Be an example to others. Be a doer. Offer solutioms. Stay positive and maybe someday the negative self serving Nellies will come around. What’s a parent to do but give parenting the best shot they possibly can. Every day is a challenge and every day is a choice to rise above the petty little selfish teen mentality and not engage in it and certainly not fuel the fire. For now, I will take a deep breath and hope like every other phase, this one passes too.
We are always placed neatly into little boxes. We are categorized, placed inside and then it’s duct taped tight until we become stuck, trapped in our little prison until eventually we believe that box is home.

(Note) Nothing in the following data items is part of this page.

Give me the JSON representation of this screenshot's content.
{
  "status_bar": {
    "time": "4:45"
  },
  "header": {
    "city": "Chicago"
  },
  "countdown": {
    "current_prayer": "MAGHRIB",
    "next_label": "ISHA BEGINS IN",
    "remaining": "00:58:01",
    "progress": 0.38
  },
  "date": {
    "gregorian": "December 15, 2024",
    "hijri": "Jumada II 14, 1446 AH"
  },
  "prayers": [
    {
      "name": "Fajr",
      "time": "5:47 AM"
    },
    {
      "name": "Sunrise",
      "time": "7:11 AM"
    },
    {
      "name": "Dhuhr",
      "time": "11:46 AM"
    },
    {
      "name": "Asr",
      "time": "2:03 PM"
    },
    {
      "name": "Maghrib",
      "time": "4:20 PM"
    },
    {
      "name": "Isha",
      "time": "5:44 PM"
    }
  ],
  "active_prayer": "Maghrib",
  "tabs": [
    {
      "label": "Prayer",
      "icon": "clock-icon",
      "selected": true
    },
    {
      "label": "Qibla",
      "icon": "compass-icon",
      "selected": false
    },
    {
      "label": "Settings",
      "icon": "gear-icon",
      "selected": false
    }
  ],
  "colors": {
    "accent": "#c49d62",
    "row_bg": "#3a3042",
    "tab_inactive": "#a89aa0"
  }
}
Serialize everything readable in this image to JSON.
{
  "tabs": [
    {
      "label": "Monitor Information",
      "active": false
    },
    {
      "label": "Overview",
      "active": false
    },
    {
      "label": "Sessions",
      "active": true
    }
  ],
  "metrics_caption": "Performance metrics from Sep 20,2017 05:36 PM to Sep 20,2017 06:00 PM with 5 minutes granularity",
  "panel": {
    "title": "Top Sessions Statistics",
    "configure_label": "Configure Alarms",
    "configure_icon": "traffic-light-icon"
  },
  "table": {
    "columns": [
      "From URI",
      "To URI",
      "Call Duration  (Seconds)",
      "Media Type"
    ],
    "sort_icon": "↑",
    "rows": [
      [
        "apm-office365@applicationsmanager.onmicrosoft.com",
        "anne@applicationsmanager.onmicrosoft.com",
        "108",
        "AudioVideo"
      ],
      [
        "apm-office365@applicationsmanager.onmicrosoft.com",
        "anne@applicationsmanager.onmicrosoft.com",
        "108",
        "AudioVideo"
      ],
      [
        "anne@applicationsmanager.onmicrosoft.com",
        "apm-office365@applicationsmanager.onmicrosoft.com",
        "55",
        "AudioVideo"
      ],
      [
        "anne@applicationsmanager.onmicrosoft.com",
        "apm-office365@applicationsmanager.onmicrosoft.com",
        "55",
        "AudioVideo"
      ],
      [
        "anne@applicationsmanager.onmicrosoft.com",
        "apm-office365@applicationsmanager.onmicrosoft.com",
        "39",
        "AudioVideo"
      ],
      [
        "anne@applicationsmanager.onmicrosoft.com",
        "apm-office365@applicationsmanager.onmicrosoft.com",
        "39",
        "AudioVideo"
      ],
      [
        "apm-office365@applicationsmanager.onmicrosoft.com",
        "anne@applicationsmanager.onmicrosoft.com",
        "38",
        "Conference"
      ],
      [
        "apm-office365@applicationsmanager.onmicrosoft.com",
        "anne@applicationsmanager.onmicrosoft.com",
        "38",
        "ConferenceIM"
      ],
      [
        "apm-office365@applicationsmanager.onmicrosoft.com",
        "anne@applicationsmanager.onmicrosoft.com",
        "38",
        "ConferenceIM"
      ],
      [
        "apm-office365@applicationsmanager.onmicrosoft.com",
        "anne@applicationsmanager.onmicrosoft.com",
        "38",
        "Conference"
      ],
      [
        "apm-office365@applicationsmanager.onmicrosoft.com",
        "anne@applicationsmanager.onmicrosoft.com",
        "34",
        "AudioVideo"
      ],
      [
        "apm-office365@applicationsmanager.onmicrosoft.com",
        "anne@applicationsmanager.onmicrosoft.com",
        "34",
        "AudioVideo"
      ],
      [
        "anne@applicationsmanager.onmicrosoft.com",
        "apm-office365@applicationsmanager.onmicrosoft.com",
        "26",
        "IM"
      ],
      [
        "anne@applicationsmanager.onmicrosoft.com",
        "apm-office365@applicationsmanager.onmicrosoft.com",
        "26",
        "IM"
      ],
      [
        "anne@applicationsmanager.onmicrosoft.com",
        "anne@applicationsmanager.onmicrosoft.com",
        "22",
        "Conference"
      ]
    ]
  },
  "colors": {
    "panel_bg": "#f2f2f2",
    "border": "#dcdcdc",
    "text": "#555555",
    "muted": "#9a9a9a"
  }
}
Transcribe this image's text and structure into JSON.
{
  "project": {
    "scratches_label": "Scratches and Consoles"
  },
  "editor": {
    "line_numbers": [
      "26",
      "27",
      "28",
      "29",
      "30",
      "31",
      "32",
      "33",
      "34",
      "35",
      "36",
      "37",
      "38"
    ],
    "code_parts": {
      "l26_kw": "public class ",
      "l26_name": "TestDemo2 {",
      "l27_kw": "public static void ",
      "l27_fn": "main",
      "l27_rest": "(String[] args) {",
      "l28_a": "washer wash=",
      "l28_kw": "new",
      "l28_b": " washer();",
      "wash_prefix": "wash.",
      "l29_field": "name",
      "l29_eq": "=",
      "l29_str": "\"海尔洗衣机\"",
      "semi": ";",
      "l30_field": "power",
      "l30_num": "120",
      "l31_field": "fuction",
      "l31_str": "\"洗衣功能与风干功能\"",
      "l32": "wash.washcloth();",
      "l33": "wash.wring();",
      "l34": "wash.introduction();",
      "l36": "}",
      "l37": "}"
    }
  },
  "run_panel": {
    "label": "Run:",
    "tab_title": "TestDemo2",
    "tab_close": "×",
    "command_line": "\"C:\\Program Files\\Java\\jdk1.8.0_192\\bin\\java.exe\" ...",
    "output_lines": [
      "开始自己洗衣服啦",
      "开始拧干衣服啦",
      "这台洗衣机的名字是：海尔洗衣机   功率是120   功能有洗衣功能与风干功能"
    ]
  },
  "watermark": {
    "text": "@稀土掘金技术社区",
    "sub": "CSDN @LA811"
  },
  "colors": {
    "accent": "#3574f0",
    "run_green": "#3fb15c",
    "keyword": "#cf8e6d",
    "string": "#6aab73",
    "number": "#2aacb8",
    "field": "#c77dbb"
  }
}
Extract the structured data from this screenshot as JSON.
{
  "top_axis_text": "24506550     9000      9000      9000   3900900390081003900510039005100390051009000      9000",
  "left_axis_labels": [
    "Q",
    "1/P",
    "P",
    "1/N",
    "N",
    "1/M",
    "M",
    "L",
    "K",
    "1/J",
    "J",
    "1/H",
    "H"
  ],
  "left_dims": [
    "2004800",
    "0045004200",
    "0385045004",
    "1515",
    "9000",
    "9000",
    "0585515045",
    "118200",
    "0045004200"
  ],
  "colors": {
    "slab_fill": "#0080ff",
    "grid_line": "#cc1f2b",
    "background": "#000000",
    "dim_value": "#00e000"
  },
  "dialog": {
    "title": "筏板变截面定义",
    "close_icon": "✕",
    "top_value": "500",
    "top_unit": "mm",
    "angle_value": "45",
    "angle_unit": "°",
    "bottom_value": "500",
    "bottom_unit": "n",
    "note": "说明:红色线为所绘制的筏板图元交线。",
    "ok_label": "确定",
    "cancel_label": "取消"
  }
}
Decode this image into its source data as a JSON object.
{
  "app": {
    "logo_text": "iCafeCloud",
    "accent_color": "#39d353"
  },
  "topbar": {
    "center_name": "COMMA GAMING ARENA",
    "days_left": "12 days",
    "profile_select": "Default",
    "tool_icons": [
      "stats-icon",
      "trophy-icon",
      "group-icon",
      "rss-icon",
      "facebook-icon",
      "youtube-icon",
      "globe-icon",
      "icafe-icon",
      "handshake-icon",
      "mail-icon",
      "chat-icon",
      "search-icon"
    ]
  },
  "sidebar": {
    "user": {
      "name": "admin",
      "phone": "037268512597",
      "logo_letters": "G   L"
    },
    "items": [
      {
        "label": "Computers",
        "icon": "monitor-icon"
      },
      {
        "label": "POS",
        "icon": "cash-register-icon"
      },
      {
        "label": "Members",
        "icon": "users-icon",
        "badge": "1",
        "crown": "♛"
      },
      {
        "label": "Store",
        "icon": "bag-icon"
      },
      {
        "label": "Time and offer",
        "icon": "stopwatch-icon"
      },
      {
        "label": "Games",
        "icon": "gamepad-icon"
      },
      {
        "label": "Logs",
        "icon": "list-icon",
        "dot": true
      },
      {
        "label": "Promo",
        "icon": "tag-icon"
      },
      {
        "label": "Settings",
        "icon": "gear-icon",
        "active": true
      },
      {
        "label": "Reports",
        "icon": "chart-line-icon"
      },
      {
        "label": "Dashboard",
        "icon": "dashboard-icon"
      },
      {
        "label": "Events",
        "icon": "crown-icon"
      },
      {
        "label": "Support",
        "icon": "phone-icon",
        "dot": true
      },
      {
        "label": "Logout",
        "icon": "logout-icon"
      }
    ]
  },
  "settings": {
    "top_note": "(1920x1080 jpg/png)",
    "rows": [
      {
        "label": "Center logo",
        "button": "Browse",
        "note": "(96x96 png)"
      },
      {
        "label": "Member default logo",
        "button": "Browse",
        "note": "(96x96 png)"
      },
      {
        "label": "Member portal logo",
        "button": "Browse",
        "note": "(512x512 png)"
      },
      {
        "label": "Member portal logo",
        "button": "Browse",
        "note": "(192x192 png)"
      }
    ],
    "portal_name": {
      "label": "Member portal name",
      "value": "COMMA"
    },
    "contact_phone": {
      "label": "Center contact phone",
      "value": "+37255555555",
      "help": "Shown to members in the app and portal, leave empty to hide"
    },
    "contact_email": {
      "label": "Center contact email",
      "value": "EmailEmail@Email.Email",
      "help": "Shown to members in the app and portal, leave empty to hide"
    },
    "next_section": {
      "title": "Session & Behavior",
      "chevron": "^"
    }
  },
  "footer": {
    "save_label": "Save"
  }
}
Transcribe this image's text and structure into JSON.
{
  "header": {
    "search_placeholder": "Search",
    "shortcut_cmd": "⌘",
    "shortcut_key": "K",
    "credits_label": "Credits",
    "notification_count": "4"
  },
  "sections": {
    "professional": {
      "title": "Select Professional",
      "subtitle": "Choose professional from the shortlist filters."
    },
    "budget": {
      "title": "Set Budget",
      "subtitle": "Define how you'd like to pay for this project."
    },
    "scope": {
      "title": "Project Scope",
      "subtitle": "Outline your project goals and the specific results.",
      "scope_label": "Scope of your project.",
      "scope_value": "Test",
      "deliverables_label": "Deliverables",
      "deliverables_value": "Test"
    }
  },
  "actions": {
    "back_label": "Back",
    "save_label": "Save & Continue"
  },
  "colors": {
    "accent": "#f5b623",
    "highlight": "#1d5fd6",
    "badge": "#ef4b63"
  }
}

One of my greatest challenges as a parent is to make home bigger than any box. It is an uphill battle every single minute to teach my kids to think outside the box. It is only when their mind believes they belong in one that they remain trapped. Life is constantly defining who we are. You are varsity, jv, a team, b team. It’s what whispers quietly behind those labels that destroys the potential of what someday we are now guaranteed to never be. What do those words REALLY mean? You are awesome, you are the best, you are average, you suck, you are the bottom of the heap. We use these words in the name of sports and competition and convince ourselves that these lessons are necessary for us to grow. Really? Grow what? Greatness? Suckness? I guess it depends on who you are. Grow where, in our little box that someone else gets to stick us in. Our label of talent, be it work, school, sports, whatever, puts us in a place that eventually cuts off our very own spirit until we become exactly who people tell us we are.
What can you do about it? What can any of us do about it? I don’t have all the answers but I can tell you what I do. I build their spirits up so great that they will never be contained by a little cardboard box. I tell them that hard work and effort and character and attitude all outweigh that little piece of talent determined by someone else. Those traits are so much larger than the confines of another’s opinion. They are like a magic key that will guarantee you will never belong to someone’s opinion, you will never be someone else’s prisoner.
If I’m being honest, we are not labeled by our determination or even our talent. We are just simply labeled and that label is handed to us by someone who has no idea of a single ingredient we are actually made of. That is his truth and not ours and it is not even the truth at all. Rip that box open. Have the courage to fight your way out and step into the box you know you really belong in. Don’t close it up. Stand proud and say this is who I am and I decide where I belong. Then the box that could have been a prison will be a gift to everyone your life touches. You will be a hero, a voice and an inspiration for the ones who choose to remain trapped. Don’t be a victim. Be a hero.